Duales System, Grüner Punkt … watt is dat denn für ‘ne Wirtschaft hier?

Der Grüne Punkt begleitet mich, seit ich die Verantwortung für einen eigenen Haushalt habe. Ich kenne quasi nur das Duale Abfallsystem. Obwohl: Wirklich kennen tue ich es nicht. Ich lebe damit. Nehme es als gegeben hin … Damit ist jetzt Schluss. Es ist Zeit, das duale System zu hinterfragen. Hier ein ganz pragmatischer Versuch.
Warum heißt das Duale System eigentlich Duales System?
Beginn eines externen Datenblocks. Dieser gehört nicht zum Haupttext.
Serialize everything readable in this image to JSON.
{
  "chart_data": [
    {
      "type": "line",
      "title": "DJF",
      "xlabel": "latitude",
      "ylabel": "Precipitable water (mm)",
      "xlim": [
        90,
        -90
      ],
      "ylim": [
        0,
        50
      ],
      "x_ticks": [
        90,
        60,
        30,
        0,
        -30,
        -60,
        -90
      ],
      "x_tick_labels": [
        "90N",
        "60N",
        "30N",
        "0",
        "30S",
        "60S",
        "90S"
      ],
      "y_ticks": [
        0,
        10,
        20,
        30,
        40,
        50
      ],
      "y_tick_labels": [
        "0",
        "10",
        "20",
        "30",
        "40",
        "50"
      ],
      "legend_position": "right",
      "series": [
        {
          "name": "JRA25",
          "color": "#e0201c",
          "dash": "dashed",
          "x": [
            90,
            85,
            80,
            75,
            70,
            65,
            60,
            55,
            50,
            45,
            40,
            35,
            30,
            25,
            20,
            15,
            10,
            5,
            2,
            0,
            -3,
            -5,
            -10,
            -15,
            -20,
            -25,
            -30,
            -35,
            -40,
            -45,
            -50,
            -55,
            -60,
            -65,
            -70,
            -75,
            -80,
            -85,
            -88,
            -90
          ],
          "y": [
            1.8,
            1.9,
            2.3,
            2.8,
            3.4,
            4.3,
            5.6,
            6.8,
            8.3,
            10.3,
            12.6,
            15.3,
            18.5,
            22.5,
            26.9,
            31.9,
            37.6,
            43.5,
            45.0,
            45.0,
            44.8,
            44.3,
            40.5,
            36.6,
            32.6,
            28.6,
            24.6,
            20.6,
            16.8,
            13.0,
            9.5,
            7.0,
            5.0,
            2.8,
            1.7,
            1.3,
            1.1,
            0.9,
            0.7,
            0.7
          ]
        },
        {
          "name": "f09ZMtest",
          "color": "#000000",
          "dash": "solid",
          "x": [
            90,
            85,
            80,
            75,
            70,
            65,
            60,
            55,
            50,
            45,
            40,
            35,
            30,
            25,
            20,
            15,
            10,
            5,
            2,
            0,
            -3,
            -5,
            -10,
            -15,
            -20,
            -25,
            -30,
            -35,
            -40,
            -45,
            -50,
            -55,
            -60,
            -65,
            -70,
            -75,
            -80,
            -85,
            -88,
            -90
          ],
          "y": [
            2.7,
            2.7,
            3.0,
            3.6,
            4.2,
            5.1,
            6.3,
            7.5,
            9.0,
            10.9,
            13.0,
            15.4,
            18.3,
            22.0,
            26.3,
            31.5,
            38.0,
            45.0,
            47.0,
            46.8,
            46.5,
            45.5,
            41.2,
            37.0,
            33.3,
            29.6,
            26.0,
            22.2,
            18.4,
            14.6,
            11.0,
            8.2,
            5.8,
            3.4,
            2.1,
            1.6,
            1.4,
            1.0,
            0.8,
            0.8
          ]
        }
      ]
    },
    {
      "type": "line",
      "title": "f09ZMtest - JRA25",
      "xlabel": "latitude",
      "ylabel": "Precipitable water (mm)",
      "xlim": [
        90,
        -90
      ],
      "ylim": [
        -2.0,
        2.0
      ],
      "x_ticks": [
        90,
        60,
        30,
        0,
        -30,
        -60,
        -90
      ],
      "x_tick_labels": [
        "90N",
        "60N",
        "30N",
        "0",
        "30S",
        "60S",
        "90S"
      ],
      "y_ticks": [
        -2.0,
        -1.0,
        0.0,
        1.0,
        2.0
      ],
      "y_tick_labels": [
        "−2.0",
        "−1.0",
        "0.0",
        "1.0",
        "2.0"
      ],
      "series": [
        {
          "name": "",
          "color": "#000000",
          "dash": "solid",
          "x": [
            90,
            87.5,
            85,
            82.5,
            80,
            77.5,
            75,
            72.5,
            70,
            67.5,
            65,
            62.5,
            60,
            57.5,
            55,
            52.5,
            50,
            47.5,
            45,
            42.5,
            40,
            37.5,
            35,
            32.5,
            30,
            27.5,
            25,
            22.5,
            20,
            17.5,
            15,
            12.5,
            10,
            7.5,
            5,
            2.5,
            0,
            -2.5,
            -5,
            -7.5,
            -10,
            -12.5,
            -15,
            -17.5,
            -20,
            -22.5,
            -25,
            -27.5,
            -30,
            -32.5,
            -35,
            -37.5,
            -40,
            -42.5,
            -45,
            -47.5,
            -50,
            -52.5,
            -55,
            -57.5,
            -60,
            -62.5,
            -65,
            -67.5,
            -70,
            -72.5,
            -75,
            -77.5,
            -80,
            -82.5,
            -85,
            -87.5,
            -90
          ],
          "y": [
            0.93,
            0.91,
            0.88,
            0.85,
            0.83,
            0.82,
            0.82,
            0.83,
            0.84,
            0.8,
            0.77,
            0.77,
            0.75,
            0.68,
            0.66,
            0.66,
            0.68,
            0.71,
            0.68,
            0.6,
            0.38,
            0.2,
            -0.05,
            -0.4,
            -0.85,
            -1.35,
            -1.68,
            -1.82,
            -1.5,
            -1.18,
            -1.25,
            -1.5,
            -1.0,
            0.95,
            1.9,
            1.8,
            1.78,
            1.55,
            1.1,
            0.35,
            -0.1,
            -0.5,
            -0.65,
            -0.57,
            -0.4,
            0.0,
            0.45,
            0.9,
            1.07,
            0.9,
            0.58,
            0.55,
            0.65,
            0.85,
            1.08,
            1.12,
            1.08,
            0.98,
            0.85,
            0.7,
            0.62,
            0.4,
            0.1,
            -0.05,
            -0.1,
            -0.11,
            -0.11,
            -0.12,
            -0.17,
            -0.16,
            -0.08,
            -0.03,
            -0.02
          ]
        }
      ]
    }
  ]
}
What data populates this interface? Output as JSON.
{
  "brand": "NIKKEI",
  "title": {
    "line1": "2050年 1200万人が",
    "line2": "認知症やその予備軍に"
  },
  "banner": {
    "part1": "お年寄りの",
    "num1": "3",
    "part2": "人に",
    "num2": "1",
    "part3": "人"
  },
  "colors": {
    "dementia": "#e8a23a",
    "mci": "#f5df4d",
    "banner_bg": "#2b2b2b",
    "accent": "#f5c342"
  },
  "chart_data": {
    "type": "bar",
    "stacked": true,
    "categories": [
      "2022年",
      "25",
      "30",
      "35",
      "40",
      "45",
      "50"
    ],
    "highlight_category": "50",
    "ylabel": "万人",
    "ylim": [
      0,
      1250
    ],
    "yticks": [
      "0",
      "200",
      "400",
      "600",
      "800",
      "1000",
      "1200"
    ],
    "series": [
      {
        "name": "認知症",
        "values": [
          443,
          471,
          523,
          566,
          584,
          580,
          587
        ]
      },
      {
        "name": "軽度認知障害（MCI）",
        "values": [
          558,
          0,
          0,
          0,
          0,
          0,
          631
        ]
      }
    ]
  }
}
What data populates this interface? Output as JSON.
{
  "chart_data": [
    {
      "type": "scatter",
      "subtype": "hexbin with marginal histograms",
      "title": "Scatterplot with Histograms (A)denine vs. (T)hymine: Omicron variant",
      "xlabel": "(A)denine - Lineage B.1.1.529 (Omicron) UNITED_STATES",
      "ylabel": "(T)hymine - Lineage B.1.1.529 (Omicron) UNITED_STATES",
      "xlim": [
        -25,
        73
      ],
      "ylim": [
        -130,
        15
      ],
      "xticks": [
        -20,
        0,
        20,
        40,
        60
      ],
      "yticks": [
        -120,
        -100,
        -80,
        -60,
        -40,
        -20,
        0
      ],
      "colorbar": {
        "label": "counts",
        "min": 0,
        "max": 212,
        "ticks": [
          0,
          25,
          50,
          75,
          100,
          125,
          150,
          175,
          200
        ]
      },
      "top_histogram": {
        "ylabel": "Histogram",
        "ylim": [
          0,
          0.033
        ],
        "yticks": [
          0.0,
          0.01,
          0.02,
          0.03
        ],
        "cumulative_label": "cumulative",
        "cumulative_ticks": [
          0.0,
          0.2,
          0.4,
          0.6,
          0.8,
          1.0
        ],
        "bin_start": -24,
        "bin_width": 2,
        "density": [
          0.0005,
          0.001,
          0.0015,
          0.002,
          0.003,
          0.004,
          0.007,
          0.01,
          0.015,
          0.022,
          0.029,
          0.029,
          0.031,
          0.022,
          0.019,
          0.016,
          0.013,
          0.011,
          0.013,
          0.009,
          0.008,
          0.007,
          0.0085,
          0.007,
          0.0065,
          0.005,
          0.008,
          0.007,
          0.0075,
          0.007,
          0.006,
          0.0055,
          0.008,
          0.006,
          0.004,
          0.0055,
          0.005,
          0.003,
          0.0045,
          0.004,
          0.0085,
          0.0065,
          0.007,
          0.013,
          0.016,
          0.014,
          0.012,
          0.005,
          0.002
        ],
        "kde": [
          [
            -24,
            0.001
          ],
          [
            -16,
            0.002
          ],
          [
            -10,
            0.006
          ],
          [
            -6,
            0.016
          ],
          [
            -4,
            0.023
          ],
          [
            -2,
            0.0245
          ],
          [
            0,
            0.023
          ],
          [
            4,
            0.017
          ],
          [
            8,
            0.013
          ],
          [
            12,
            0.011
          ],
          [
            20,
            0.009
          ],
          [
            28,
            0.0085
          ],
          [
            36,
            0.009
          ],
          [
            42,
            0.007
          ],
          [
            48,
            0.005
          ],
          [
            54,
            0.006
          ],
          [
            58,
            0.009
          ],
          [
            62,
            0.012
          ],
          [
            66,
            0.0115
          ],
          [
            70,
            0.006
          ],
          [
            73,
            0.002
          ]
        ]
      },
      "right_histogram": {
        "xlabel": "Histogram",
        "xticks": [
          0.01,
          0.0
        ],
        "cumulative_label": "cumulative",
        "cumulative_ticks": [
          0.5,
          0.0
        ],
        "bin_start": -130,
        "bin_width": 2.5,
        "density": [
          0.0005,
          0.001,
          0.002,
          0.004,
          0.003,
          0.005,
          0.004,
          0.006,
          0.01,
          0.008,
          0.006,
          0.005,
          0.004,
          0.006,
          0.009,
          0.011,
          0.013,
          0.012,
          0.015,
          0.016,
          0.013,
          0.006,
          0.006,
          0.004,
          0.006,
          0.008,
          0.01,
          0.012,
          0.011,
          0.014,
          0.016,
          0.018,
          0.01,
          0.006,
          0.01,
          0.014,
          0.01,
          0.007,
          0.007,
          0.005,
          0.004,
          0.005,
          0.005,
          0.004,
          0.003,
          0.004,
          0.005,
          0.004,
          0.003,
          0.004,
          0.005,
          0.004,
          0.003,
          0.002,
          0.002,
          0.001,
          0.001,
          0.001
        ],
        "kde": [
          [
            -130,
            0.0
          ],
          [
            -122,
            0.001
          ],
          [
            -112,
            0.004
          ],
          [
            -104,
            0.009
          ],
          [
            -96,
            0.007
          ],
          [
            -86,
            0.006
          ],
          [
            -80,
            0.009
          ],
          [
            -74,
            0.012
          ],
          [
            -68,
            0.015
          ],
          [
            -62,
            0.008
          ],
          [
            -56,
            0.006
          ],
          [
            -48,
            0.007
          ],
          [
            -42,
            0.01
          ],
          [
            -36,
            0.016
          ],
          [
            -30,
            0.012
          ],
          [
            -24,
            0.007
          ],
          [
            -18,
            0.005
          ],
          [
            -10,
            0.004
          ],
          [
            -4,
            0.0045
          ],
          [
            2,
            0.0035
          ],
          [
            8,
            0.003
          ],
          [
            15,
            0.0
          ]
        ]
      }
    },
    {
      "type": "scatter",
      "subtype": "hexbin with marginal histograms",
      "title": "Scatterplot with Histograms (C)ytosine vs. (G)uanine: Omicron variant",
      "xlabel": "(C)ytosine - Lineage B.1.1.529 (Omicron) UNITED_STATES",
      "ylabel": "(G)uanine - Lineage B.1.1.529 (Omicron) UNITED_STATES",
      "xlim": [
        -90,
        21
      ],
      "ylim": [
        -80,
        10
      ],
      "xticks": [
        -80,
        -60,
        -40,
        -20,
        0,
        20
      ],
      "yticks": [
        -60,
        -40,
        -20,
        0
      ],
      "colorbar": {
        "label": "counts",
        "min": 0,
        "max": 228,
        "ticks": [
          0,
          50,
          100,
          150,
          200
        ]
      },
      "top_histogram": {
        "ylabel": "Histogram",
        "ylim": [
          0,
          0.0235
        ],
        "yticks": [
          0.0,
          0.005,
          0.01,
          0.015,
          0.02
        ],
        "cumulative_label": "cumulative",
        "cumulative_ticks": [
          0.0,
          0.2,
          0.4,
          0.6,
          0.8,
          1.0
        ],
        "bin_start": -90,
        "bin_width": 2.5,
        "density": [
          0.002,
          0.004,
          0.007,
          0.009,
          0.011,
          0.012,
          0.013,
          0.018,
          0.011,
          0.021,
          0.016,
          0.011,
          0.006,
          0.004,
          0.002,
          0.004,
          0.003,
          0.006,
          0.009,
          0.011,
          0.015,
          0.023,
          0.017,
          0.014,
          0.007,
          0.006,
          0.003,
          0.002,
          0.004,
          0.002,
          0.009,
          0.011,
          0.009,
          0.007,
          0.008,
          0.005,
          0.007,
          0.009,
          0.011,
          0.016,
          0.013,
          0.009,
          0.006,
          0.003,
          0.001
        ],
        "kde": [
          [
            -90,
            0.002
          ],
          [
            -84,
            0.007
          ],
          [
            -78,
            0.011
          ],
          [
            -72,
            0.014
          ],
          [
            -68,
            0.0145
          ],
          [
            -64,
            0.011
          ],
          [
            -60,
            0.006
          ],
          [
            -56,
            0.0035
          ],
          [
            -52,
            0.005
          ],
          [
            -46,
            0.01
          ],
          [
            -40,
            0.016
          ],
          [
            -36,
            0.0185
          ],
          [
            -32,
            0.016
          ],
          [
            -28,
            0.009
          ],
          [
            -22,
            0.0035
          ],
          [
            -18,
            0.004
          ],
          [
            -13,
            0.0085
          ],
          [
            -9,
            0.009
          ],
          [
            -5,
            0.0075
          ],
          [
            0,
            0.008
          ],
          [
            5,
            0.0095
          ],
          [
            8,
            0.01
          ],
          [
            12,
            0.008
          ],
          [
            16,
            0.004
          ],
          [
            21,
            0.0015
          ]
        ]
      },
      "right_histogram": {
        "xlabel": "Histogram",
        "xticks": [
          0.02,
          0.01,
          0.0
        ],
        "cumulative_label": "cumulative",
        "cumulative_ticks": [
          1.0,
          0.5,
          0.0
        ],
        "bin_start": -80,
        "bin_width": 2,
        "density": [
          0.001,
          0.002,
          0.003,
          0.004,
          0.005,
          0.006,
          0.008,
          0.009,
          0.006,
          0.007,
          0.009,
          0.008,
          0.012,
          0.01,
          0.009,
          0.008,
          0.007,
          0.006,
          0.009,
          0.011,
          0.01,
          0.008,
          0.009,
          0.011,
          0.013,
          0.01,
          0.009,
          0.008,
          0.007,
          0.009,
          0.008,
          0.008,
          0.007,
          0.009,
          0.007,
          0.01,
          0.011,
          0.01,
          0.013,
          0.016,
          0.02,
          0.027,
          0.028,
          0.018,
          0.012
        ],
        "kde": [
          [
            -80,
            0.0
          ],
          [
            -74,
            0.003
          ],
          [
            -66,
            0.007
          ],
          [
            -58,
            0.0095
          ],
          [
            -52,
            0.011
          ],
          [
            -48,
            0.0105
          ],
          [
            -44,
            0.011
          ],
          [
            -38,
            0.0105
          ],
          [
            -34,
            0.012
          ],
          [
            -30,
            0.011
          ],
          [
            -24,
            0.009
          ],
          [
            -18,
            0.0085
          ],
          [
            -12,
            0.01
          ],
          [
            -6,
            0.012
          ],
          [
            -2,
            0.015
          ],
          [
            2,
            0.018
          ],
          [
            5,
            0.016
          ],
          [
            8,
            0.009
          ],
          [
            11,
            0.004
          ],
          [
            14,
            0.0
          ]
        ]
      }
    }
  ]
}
Duo ist das lateinische Wort für Zwei, das weiß ich noch aus der Schule. Selbst das Wort Dual ist mir geläufig. Ich habe ja Arabisch gelernt. Und in der arabischen Grammatik existiert neben Singular und Plural, Einzahl und Mehrzahl, auch der Dual für Zweizahl. Immer, wenn es um genau zwei Dinge oder Personen geht, wird dort der Dual benutzt. Ziemlich praktisch. Doch inwiefern ist das deutsche Abfallsystem „dual“, also irgendwie eine Sache von Zweien?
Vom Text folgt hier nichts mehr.